Job Offer: Once you have decided to hire, consult the appropriate people, and make sure that you have all your iii’s dotted and ttt’s crossed. If you have a workplace manual or employee handbook give this to them now. Explain your expectations for work hours, breaks, parking, pay days, holiday pay, dress, customer service, personal calls, sick days etc.

Induction: The florist industry is notorious for its’ lack of intial training! I have worked, both permanently and casually at numerous florists, at all different levels. Not a single one ever made any formal attempt to train me as a new staff member! I was expected to fumble my way and figure it out on my own, or to constantly question other staff members as to how they did certain things and what to charge. This is the absolute opposite of how new employees should be introduced to your business! Professionally induct all new staff members and up-skill them to your required level. Give your new employees quality training. Give them a folder with all the relevant pricing and procedures so they have it all at hand. You are developing a long-term relationship. You want your new staff member to reflect your brand to your customers and co-workers as seamlessly as possible.

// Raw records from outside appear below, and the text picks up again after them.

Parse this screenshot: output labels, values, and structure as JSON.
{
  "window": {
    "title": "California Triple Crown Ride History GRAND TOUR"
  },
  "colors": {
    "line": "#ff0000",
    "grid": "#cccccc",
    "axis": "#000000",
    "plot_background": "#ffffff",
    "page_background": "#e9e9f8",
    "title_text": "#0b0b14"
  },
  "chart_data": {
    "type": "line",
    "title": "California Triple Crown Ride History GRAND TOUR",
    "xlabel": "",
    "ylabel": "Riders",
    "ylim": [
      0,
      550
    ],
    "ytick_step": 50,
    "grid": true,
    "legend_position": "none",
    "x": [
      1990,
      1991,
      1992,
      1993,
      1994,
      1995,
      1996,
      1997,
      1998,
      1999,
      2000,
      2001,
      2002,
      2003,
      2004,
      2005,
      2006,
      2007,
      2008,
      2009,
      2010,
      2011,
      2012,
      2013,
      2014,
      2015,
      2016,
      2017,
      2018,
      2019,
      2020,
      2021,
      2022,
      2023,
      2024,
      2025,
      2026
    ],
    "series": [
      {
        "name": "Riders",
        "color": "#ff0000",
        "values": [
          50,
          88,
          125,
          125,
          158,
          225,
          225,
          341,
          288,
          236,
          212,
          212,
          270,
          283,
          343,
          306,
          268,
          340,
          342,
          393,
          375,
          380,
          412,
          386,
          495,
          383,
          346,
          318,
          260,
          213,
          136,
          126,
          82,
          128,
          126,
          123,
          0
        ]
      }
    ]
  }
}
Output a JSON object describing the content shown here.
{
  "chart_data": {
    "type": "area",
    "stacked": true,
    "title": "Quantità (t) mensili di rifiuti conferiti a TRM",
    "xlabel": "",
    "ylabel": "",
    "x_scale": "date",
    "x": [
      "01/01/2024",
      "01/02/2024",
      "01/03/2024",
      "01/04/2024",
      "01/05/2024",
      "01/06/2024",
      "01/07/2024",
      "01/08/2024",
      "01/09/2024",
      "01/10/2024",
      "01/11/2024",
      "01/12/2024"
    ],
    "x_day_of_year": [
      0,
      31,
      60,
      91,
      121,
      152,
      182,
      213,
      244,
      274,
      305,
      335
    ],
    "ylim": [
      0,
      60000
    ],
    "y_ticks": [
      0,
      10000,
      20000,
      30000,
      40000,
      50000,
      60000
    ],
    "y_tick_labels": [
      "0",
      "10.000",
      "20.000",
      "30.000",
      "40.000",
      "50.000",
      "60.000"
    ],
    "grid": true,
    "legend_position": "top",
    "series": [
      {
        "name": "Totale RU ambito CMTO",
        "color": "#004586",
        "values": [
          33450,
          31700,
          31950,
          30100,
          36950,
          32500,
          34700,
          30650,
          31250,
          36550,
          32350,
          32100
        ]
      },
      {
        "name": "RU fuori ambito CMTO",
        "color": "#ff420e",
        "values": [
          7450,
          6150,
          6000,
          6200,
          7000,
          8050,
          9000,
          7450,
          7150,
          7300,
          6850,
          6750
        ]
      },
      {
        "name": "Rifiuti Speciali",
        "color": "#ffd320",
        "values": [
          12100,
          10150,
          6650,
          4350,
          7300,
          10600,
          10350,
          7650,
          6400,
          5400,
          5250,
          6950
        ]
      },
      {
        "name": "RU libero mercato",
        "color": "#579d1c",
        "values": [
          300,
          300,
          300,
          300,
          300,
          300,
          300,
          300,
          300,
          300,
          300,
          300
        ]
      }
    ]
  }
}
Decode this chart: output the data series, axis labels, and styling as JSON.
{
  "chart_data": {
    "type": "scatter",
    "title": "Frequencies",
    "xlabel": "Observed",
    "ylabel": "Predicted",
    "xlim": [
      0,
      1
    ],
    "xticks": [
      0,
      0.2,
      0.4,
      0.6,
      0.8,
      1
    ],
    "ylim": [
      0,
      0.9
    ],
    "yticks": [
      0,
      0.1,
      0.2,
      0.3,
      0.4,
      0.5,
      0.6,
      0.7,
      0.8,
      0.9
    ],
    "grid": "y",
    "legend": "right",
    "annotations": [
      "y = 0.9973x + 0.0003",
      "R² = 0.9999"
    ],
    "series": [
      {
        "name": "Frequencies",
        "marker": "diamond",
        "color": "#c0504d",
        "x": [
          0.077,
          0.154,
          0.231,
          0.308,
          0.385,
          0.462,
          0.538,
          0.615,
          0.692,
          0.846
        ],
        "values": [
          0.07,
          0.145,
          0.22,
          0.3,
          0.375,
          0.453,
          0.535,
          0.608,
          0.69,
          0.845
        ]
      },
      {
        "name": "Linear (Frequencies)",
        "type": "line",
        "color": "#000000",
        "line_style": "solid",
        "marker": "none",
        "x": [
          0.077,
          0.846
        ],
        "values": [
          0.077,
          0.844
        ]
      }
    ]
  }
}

Culture and Standards: I think it is important for each and every staff member to have a clear idea of what is expected of them, what the procedures are, what the opportunities are for on-going training and growth, and to feel supported and motivated. How can you make this clear to your employees? Regular meetings and discussions are helpful for both sides.

Rewards and Motivation: Floristry is not known for being a well-paid profession! Unfortunately there have been countless fantastic florists who have been lost from our industry! Sadly there are unskilled jobs out there offering higher starting wages than for those who have been florists for years. I also know you’re probably reading this right now thinking “I would love to pay my staff more but I can’t afford to” so what is the solution? Incentive plans! If your employees are rewarded for being: more efficient, making less mistakes and making more sales then don’t you think they would be more productive? Of course they would! Money is of course the obvious reward and usually the most motivating! I could write pages on this subject, but the essence is that you CAN afford to share more profits with your staff because your staff will be motivated into performing better, and essentially bringing you in a lot more money. There are always alternatives to actual cold hard cash. I suggest that you discuss this with your accountant. What are your benchmarks for reward? Are these for individuals only or across all the employees? How are these measured? What are the ways could you afford to reward your employees? Could you give them some flowers for free? Could you give them a day or half day off for achieving X amount of increased sales? If you still aren’t sure.. ask them!

Quality employees are important to any business and your florist cannot thrive without them!